A hot seat for the World Bank's new president
In an interview, Cleveland said, "You don't always get to deliver good news in an organization with limited assets and limited budgets." She added "You are going to have people who question what your objectives are" and who "feel they have more experience than those of us who have never worked at the bank."
Critics have an important ally in the former No. 2 official at the bank, a man named Shengman Zhang. Zhang worked for Wolfensohn and left the bank last year to join Citigroup in New York City. Zhang, who was a powerful figure in the bank, never established a close relationship with Wolfowitz.
A Chinese national, Zhang rarely gives interviews but agreed to discuss Wolfowitz's stewardship in a series of telephone conversations with U.S. News. "The mood, the atmosphere, people are living in fear, almost like terror in the place," Zhang charged.
He went on to say that Wolfowitz's team is "operating like a government within a government to the exclusion of everybody else" and added, "I think they are clearly perverting the purpose of the place . . . [the bank needs] to be tougher on corruption, but this is a development organization. They are confusing being tough as being right."

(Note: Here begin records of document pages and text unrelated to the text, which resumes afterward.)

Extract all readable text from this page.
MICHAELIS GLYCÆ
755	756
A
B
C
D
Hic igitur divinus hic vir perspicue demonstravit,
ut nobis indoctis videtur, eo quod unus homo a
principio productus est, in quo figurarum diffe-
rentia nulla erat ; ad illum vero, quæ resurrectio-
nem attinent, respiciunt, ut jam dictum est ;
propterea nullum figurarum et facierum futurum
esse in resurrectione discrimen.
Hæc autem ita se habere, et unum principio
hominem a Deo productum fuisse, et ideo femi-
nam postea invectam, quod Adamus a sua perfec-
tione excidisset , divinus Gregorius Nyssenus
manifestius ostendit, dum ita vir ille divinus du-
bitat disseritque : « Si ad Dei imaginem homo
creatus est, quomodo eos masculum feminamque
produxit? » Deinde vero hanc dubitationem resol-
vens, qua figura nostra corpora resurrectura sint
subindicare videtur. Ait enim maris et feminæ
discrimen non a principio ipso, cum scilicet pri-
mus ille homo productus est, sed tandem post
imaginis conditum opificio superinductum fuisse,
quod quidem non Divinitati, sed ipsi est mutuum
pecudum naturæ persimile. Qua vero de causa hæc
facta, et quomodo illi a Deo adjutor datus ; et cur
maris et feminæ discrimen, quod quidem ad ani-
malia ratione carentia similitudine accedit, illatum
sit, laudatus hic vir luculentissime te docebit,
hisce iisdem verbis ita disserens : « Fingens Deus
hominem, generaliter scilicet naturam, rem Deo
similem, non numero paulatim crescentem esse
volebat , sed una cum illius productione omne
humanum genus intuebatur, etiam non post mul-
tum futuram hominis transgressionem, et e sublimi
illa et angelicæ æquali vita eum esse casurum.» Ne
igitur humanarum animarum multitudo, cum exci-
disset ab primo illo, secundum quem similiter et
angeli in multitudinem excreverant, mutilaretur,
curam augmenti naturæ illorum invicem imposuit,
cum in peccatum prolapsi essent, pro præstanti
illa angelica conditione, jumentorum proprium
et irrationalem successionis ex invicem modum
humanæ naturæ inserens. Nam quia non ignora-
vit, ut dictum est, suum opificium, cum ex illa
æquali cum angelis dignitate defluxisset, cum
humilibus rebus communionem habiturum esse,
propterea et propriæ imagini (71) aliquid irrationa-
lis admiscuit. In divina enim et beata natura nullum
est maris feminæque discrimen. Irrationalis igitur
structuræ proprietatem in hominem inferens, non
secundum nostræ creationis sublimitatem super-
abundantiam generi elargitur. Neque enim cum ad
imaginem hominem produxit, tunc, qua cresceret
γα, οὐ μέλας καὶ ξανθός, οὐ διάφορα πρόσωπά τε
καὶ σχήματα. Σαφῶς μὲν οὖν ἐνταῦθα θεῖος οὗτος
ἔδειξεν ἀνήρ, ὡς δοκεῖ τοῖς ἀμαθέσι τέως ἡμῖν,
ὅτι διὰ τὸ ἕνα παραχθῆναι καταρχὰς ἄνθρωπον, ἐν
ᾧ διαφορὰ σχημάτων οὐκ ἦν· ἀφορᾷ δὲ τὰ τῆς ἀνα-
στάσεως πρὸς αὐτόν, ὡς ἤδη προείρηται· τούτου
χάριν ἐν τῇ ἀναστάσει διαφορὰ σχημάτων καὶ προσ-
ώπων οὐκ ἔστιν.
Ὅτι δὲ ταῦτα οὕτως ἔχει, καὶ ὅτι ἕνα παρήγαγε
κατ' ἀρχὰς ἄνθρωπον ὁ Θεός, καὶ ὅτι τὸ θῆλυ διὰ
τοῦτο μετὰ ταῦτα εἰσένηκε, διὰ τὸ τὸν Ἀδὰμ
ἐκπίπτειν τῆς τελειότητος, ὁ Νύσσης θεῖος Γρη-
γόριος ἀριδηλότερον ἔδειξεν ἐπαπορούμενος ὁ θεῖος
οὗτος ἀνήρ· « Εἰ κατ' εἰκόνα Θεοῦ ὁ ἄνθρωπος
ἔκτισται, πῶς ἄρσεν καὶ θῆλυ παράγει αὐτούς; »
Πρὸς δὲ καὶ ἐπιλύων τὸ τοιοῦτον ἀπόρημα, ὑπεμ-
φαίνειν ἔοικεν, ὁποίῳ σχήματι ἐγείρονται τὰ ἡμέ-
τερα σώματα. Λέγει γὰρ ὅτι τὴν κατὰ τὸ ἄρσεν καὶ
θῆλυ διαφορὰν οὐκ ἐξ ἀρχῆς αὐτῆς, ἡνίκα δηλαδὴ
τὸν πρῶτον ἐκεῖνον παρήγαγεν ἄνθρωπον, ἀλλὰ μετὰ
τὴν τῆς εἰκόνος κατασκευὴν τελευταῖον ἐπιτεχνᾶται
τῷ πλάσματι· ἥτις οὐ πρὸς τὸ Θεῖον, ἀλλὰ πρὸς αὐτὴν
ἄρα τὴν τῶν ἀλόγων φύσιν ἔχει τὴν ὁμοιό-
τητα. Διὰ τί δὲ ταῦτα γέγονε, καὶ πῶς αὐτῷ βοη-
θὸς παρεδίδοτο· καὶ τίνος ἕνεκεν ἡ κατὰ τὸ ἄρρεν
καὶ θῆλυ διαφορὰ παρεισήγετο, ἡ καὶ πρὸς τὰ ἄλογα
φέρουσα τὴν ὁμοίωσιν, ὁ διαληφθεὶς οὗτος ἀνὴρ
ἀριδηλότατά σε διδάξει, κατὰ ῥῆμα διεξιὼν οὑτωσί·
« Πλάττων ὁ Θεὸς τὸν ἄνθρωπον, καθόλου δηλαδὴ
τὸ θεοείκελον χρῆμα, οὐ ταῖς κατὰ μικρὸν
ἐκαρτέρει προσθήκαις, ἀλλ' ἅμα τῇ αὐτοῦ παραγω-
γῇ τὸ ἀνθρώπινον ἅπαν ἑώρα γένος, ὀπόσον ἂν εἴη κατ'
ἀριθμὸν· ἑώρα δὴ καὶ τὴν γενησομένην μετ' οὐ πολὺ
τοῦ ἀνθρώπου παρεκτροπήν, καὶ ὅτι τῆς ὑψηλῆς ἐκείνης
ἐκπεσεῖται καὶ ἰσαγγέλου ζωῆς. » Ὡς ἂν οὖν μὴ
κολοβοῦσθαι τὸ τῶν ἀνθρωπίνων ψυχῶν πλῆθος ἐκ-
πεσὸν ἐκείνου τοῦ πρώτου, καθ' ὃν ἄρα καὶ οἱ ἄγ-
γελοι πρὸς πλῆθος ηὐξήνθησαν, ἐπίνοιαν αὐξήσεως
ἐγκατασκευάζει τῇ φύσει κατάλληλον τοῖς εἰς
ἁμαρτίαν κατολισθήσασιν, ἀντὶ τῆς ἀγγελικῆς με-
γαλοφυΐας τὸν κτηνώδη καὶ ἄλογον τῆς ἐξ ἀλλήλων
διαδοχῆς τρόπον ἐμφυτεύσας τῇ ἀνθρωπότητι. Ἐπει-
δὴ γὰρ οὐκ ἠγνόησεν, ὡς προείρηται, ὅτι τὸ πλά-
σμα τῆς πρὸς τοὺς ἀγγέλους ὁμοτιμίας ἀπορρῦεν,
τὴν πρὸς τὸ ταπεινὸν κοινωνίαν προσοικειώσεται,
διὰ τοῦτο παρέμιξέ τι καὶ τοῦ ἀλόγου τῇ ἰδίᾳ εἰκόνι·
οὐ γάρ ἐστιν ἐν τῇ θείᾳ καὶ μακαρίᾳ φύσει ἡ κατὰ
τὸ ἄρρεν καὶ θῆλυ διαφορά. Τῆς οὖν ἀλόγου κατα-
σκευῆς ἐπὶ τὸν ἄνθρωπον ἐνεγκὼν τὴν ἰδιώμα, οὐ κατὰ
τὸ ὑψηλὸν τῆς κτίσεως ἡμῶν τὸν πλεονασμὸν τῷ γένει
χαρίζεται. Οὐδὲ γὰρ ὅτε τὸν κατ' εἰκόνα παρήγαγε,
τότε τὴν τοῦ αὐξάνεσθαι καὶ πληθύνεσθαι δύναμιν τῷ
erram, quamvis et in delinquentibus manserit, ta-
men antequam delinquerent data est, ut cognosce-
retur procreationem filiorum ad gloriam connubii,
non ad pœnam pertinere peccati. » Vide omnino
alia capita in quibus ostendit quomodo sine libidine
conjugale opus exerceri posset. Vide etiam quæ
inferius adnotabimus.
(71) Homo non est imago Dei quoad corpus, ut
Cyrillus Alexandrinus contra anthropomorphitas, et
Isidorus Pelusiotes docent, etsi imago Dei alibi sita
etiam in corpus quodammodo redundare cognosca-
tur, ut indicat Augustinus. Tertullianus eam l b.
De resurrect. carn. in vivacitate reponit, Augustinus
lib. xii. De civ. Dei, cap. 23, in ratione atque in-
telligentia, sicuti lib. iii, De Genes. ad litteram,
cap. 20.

Wolfowitz, informed of Zhang's comments, refused to be drawn into a fight. "Many of the best staff around here have commended Shengman to me as somebody who brought a certain order to this place that was badly needed," Wolfowitz said. "But I think it's unfortunate if people feel they need to fuss around in that way, and I don't have time for it."
For all the carping, the bank has been down this road before, the last time when Wolfensohn ran the place. Wolfensohn, an investment banker, took over as president in June 1995 and a year later began developing his anticorruption campaign.
Many bank staffers were aghast at his aggressive style, but Wolfensohn pushed ahead anyway, establishing an investigative operation to uncover corruption on bank-financed projects and within the bank itself; he also set up a sanctions committee to bar corrupt contractors from doing business with the bank.
Wolfowitz and his close advisers know this history, and perhaps that is why he doesn't seem too worried about all the griping.
"If you use the supertanker analogy, the bank is underway in more or less the right direction," he said in an interview. "The important thing is to pick up speed, not to get distracted from the main mission." When asked if he relied too much on his inner circle, Wolfowitz said that such criticism is "kind of silly." He said he also relies heavily on career bank staffers.
As recently as early this week, he sent a message to World Bank staff applauding it for its "dedication, commitment, and passion that you bring to our work."